The rhetorical war over the U.S. national security space launch program reached a fever pitch in May amid the confluence of Space Exploration Technologies Corp.’s lawsuit challenging the U.S. Air Force’s sole-source rocket contract with United Launch Alliance and Russian threats to restrict the use of Russian-built engines on a ULA workhorse vehicle.
Not surprisingly, SpaceX Chief Executive Elon Musk, who made his fortune in the tech business, has taken the battle to Twitter, which allows him to instantly reach a global mass audience with short bursts of commentary. Unfortunately, Mr. Musk has crossed a line in publicly accusing, via Twitter, a former Air Force rocket buyer of improperly leveraging that position to land a cushy job with Aerojet Rocketdyne, a key ULA supplier.
The official in question is Roger S. Correll, who until recently was the Air Force’s program executive officer for space launch. According to the National Legal and Policy Center (NLPC), an organization dedicated to promoting ethics in public life, Mr. Correll, a civilian, negotiated the $11 billion block buy of 36 launch vehicle cores from ULA on behalf of the Air Force, then turned around and went to work for Aerojet Rocketdyne as vice president for government acquisition and policy.
In a May 18 post on its website, the NLPC cited Mr. Correll’s hiring as yet another example of the so-called revolving door that sees influential U.S. government officials going to work for companies with which their agencies routinely do business. The article noted that this practice has been associated with scandal in the past — it specifically cited one infamous case — but stopped short of actually accusing Mr. Correll or Aerojet Rocketdyne of any wrongdoing.
Mr. Musk exercised no such restraint. In a tweet posted May 22, he did his best to slap a guilty verdict on ULA, Aerojet Rocketdyne and Mr. Correll: “V likely AF official Correll was told by ULA/Rocketdyne that a rich VP job was his if he gave them a sole source contract.”
V likely AF official Correll was told by ULA/Rocketdyne that a rich VP job was his if he gave them a sole source contract
— Elon Musk (@elonmusk) May 23, 2014
In a subsequent tweet, Mr. Musk offered his evidence: “Reason I believe this is likely is that Correll first tried to work at SpaceX, but we turned him down. Our competitor, it seems, did not.”
Those tweets were way out of line. In the first place, whatever role Mr. Correll played in negotiating the ULA contract, the decision to do the block buy in the first place was not his — it came from the very top of the Pentagon acquisition hierarchy.
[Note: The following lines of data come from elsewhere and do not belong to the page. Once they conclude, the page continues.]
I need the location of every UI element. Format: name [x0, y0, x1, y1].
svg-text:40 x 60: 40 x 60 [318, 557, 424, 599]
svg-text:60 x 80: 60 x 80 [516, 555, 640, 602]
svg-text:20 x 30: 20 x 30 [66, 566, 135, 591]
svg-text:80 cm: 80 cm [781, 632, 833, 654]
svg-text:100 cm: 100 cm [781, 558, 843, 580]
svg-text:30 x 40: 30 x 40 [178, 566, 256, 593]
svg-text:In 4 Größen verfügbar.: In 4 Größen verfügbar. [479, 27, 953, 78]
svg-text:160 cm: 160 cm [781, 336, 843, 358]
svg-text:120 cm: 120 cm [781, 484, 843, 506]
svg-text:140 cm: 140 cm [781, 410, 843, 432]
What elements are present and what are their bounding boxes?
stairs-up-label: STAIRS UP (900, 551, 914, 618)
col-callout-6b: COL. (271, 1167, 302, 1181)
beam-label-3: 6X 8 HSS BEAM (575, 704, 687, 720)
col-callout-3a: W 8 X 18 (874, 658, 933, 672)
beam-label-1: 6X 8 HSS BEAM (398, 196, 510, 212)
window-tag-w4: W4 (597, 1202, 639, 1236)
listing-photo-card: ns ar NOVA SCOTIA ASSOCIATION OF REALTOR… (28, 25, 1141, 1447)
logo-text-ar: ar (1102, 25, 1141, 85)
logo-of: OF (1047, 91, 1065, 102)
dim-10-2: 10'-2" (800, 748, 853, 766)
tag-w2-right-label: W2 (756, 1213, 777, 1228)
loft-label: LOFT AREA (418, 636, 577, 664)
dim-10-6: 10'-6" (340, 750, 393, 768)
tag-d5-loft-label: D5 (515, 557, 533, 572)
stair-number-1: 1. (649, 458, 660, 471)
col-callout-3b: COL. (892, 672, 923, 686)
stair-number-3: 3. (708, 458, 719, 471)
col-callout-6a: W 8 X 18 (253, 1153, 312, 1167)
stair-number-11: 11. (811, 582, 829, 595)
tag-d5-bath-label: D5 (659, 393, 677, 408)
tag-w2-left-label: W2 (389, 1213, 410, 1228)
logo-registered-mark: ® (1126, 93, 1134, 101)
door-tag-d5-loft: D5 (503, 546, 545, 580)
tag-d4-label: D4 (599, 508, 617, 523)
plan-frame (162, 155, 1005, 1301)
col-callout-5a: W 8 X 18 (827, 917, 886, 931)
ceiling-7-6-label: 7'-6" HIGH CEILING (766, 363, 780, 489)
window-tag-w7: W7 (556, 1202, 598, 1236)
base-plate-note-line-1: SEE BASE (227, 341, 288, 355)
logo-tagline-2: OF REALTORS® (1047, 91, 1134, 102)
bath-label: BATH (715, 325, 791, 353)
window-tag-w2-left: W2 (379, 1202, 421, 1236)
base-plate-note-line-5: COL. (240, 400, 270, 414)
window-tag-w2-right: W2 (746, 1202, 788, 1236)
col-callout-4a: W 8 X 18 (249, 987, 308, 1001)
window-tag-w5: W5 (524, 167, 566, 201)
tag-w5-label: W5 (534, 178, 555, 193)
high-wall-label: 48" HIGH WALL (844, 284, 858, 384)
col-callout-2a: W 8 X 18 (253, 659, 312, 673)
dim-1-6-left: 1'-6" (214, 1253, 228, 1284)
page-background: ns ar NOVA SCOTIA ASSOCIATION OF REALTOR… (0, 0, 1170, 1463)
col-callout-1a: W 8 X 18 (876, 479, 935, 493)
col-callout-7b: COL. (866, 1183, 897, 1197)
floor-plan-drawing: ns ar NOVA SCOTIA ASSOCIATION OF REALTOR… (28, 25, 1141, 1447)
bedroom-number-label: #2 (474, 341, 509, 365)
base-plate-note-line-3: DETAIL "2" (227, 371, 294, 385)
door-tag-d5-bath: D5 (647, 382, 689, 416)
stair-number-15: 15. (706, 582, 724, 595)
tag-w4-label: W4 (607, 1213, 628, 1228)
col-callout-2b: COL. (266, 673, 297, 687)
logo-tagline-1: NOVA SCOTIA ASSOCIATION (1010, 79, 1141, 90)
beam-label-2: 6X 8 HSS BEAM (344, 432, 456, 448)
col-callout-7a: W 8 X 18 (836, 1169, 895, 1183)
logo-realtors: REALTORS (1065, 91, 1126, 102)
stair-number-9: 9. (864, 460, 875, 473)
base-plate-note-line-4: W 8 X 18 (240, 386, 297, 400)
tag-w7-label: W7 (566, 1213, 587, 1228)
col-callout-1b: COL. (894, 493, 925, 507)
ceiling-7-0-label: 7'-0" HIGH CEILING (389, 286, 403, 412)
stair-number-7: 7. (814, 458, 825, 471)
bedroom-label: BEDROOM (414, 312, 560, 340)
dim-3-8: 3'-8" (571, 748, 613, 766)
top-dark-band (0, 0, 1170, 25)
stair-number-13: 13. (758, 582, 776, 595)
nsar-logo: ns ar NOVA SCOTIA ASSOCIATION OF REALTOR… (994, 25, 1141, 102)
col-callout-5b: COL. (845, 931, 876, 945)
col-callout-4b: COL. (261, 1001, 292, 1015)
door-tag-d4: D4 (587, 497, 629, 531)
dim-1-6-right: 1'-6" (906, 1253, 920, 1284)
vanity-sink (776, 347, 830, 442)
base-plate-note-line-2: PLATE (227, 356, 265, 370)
Frank Kendall, undersecretary of defense for acquisition, technology and logistics, ordered the block buy in 2012 as part of a two-pronged strategy for bringing down the Defense Department’s launch costs, the other prong being the introduction of competition.
Secondly, even if Mr. Correll was turned down for a job at SpaceX, so what? If anything, that only suggests there was no quid pro quo involving Aerojet Rocketdyne, since Mr. Correll otherwise would have little reason to seek employment with SpaceX.
Besides, the pool of companies that would be inclined to pay top dollar to someone with Mr. Correll’s expertise is a small one, which obviously includes SpaceX and Aerojet Rocketdyne. Mr. Musk himself is not above playing the revolving-door game: It’s no secret that SpaceX has put former government officials involved in the space launch enterprise on its payroll.
Mr. Musk is of course entitled to voice his opinion, and certainly he has a huge stake in this matter. But his public indictment, on the basis of appearance alone, reeks of sour grapes. It was a cheap shot at best; at worst, it was a cynical ploy designed to sell the narrative that SpaceX is not getting a fair shake from the Air Force.
Either way, Mr. Musk has unfairly, perhaps irreparably, impugned reputations. Bear in mind that Mr. Musk has nearly 700,000 Twitter followers — an audience approaching the subscribership of two widely read magazines, The Economist and Wired — and his tweets were picked up as news stories by leading outlets including the Associated Press and The Washington Post.
In the wake of the NLPC article, SpaceX amended its legal challenge to the block-buy contract to note Mr. Correll’s hiring. Separately, Mr. Musk has called for, via Twitter, the Air Force inspector general to investigate the matter.
That’s fair play. Revolving-door hires can indeed turn out to be as shady as they initially appear, the most obvious example being that of Darleen Druyun, the former top Air Force acquisition official who was convicted of corruption after taking a job with Boeing, to which she had just awarded a multibillion-dollar contract for refueling tanker aircraft.
If the appropriate U.S. authorities smell something fishy in this case and opt to launch an investigation, so be it. But Mr. Musk’s warrantless accusations are of no help in this regard. They can only complicate that decision while soiling the reputations of people who, based on currently available evidence at least, have done nothing wrong.